Saturday, January 19, 2013


January 18, 2013

It was a frosty morning with temperatures dropping to the just 5 degree Fahrenheit when I walked across the street to meet with Laira for breakfast at the Vanilla Sky café. The place is adding an all-glass enclosure to allow customers to sit outdoors even in the dead of winter and workers were busily scurrying around to get it done as soon as possible.

The non-smoking section was completely empty at 9:00 am and I asked the server if they had just opened, but he replied they opened an hour earlier. Despite Rebecca’s assertion that the café had a fantastic breakfast menu, I found no evidence of it as there were no eggs, pancakes, crepes, omelets or anything I could recognize as a breakfast offering. The server brought me another menu in English, but that didn’t help any.

When Laira arrived, she brought me the pair of trackers she had purchased in Switzerland for me so I can attach them to the soles of my boots and keep from skidding on the ice and breaking my neck. They were quite different from the flimsy ones Peace Corps volunteers wear, but then again these were Swiss. I paid Laira the $40.00 I owed her and we proceeded to order something that looked like a cross between a wrap and a crepe.

I asked for American coffee and hot milk on the side, but the server brought me a large glass of hot milk instead. It doesn’t to amaze me that these places, catering to the expat community for the most part, fail to hire personnel with a certain degree of fluency in English. Laira commented that the NGO her husband works for, Helvetica, does provide training in the tourist area of Issyk-Kul as that region attracts more tourists than Bishkek does.

The meal was just all right and hardly worth the almost $10.00 I had to pay for it. I told Laira that next time we met; I’d cook Dominican-style scrambled eggs, toast and coffee at my place.  We went up to my place so she could see the apartment and agreed to meet on Monday for the Zumba class she told me was hosted just across the street and next to Vanilla Sky.

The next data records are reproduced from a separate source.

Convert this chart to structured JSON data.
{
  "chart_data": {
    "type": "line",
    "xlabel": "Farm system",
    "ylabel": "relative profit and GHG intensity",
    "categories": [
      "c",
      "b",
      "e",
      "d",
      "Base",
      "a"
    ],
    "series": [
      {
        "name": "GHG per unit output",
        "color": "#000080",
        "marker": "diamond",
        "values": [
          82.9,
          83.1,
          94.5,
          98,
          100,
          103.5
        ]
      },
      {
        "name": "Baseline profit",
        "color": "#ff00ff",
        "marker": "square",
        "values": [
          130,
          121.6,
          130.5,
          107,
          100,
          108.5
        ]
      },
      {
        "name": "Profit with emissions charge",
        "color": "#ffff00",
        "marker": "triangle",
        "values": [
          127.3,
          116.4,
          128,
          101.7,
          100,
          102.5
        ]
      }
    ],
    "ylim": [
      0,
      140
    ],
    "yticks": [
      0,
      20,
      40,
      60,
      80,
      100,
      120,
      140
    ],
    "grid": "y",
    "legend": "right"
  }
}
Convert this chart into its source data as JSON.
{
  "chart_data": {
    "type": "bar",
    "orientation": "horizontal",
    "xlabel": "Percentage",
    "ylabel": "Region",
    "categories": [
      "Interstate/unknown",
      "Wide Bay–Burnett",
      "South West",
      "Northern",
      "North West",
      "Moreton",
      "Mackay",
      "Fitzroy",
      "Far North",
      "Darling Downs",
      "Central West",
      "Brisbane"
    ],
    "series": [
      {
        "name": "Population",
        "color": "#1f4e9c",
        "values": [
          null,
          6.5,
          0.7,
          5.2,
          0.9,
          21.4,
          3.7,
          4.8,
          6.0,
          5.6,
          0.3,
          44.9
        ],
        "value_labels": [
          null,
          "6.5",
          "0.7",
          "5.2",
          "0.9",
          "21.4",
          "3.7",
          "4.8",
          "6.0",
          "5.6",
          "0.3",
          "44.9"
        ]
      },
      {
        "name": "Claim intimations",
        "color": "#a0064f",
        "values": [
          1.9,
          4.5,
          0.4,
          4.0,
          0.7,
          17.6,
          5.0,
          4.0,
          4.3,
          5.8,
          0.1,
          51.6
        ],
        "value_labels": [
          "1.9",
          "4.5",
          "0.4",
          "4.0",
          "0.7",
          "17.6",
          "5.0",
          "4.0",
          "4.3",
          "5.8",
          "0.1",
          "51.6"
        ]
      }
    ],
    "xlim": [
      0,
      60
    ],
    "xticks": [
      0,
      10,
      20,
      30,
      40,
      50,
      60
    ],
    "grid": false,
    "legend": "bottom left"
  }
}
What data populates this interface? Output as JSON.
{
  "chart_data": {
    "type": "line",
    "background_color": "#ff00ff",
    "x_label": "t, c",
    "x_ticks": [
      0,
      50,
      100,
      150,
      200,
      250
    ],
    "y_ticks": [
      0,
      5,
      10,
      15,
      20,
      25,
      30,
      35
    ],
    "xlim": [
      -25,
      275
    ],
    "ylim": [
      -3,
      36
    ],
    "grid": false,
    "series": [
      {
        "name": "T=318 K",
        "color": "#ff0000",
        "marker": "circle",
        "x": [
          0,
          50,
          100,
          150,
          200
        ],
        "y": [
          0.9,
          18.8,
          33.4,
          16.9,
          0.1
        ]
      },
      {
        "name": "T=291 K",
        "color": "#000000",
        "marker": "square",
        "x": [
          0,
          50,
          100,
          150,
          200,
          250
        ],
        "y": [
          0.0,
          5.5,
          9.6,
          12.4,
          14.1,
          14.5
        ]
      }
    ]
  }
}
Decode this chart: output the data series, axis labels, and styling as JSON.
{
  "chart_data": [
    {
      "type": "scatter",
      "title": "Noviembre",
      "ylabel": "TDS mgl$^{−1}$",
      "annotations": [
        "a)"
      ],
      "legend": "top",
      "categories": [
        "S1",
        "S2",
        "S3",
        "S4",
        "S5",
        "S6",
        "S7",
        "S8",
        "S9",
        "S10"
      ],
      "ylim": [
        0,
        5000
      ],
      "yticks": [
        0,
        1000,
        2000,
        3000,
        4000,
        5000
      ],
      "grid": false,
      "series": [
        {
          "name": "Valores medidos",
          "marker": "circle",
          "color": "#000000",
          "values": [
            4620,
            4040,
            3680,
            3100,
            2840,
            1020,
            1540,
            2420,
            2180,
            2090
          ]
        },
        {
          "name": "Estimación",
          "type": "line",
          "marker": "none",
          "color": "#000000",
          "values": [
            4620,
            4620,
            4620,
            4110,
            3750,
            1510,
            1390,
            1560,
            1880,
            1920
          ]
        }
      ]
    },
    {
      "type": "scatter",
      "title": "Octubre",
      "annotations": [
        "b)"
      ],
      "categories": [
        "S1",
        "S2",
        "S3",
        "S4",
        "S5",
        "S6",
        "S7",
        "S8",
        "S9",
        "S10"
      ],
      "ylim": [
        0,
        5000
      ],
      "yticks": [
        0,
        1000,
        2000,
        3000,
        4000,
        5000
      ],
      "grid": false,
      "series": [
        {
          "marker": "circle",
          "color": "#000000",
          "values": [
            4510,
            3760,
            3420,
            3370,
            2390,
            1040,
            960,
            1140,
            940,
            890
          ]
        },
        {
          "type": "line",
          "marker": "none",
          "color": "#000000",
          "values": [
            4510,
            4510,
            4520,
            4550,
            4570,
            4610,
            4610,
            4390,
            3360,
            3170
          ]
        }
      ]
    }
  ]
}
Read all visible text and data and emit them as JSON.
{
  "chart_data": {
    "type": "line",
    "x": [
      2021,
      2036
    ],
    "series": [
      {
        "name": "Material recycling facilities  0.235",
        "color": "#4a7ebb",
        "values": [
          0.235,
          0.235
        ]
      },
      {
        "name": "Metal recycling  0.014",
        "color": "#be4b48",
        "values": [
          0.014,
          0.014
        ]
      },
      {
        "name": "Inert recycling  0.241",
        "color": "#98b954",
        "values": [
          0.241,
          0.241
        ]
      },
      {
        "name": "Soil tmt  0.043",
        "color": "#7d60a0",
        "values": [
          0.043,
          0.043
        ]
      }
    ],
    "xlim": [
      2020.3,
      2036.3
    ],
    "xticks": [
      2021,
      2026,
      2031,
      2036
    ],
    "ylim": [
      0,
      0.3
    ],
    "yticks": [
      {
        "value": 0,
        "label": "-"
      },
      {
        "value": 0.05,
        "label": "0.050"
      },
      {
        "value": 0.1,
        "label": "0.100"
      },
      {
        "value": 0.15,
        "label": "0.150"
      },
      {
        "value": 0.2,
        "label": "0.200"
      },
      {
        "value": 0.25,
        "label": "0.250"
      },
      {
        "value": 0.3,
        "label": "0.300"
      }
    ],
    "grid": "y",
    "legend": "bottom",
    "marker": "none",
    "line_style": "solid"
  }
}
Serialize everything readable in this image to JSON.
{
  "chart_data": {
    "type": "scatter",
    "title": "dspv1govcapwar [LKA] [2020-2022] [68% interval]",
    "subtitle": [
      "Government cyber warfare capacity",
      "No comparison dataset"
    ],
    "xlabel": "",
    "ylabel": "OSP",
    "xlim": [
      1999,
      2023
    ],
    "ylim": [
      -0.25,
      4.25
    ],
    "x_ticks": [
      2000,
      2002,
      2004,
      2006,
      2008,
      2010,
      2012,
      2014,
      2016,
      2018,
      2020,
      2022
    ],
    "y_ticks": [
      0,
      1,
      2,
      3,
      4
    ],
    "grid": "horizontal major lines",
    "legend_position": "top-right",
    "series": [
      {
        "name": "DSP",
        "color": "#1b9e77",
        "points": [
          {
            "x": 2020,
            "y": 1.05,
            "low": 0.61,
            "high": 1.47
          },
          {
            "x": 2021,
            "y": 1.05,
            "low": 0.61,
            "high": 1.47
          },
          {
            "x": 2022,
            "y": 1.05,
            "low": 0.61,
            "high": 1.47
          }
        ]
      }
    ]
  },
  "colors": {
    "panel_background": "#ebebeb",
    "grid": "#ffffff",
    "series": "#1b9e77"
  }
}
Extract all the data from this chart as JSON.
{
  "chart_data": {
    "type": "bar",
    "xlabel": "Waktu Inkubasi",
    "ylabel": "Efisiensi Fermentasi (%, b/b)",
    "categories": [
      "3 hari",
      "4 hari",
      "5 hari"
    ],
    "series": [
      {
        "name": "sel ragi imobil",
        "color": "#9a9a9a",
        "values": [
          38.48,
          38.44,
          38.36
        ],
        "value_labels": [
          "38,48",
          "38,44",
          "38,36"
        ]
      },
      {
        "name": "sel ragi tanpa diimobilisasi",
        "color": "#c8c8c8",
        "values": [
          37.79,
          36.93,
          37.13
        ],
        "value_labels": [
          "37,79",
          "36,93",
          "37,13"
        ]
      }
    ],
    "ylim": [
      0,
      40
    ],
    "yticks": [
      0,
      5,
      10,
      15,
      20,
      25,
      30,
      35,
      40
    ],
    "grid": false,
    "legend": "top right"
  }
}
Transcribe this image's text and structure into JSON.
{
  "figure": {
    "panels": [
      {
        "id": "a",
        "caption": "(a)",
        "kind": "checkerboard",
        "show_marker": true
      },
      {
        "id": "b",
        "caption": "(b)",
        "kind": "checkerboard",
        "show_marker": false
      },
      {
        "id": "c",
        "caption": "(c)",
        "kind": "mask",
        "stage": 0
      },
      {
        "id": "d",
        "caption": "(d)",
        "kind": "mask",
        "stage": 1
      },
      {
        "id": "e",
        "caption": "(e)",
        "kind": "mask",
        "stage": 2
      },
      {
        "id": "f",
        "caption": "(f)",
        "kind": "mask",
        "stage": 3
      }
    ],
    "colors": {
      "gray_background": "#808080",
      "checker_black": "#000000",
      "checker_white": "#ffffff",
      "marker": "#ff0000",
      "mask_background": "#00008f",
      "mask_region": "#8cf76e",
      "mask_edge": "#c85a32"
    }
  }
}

Willoughby called in the afternoon to ask if I wanted to accompany her to see the opera “La Traviata” which is being offered at the Philharmonic Hall on Sunday evening. Although I’m not really a fan of opera, I agreed to go with her and even pick up the tickets tomorrow afternoon after the conversation club at Lingua. I thought it’d do me good to get out of the house for a bit and haven’t seen this one anyway. Willoughby plays the piano and is thus quite knowledgeable about music.

In the evening, I got to watch yet another movie, “A Serious Man”, a film I knew nothing about but just knowing it was written, directed and produced by the Coen brothers was enough to get me interested. It’s a bleak film on the surface and merits a second watch before I form a definite opinion on it.